According to the same article, California now has over 11,400 female inmates in the penal system -- about twice what the number was 15 years ago. More than 60 percent of the women were arrested on nonviolent charges. Democratic Assemblywoman Sally Lieber tells the AP, "The overwhelming majority of women in prison are in for low-level crimes that do not require the sort of expensive, high-security setting we're providing them."
Broadsheet couldn't agree more -- and too often it is not just the convicts themselves but their families who bear the permanent scars. Indeed, a few months back we expressed our support for a model program run by the Denver Department of Corrections that would allow prisoners more private time with their children, and might one day even allow incarcerated parents and their kids to spend the night together in small family suites on-site at local prisons.
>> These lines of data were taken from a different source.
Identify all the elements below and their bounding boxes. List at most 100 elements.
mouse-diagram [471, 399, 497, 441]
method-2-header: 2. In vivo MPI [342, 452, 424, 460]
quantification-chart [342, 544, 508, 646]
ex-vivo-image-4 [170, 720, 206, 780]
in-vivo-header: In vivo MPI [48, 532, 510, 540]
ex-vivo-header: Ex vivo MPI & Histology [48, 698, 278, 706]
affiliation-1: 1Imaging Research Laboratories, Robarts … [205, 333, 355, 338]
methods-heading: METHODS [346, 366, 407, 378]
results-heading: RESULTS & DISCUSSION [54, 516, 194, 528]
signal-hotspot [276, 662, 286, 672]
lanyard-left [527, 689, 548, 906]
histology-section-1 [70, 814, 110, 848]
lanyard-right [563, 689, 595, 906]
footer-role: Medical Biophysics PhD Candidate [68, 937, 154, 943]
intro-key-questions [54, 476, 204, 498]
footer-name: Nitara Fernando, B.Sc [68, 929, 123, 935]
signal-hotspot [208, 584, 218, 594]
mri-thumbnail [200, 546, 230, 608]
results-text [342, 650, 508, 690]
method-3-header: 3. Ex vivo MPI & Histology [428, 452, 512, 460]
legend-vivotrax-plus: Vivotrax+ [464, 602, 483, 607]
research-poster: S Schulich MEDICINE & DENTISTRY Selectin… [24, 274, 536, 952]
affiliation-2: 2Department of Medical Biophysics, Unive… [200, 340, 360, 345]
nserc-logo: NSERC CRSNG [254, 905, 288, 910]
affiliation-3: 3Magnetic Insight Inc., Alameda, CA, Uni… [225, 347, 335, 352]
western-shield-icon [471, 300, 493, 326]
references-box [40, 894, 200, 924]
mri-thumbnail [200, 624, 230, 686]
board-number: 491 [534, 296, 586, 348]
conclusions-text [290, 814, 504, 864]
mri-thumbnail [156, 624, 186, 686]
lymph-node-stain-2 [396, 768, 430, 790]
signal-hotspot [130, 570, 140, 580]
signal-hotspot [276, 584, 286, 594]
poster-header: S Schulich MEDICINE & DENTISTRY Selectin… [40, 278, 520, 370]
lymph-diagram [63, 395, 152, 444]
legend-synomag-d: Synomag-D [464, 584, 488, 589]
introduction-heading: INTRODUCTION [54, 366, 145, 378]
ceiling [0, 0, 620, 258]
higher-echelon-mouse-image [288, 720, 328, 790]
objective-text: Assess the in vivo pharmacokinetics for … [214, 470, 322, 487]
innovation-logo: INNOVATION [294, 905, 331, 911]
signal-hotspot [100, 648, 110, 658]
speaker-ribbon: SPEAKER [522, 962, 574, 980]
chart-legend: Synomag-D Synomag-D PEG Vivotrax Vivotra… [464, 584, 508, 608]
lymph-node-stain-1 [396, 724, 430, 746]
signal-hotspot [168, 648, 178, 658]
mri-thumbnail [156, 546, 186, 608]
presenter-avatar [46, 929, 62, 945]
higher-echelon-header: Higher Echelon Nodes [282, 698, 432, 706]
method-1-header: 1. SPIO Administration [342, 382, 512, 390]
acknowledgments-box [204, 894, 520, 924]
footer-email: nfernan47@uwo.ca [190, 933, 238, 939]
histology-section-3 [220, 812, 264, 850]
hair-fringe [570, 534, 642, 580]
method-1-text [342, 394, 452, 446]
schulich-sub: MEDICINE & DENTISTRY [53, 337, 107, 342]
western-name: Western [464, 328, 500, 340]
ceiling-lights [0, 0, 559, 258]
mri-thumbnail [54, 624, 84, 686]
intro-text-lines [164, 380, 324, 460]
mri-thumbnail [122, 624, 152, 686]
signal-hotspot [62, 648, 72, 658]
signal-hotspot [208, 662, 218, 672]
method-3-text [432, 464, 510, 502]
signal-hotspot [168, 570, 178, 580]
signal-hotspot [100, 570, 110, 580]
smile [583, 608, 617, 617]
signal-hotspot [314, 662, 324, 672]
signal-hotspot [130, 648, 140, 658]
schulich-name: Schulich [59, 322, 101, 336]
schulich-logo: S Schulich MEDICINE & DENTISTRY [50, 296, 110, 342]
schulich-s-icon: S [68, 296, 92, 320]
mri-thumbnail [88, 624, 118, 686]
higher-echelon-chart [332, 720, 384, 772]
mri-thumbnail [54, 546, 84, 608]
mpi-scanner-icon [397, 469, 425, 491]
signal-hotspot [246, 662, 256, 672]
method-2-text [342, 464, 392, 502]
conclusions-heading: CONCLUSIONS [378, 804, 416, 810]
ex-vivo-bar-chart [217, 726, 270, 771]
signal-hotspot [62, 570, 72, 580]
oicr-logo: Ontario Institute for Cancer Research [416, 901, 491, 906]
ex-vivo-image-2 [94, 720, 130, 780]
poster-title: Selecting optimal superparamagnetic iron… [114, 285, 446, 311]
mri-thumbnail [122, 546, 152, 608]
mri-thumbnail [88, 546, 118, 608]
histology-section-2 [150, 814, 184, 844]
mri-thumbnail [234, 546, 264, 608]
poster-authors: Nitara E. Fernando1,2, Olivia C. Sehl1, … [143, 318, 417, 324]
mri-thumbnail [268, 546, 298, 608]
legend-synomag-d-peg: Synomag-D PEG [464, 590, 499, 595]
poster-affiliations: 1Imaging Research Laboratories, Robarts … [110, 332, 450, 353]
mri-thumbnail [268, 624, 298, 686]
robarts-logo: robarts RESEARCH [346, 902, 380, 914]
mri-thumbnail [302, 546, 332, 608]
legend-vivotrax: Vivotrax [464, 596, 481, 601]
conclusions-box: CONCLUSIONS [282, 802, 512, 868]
So shouldn't Schwarzenegger's plan be a beacon of hope? Well, almost. Sorta. But not exactly. For as much as his movement toward rehablitation and neighborhood treatment facilities deserves celebration, his motives are considerably more grim. The fine print is, of course, that California faces massive prison overcrowding -- a problem that would be eased by freeing up all those women's beds. According to the governor, the spaces would be filled by male inmates, "providing temporary relief while Schwarzenegger pushes his proposal to build new prisons with bond money."
Got that: More new prisons. Should we assume then that humane prison reform is a fine idea -- but only as a short-term solution?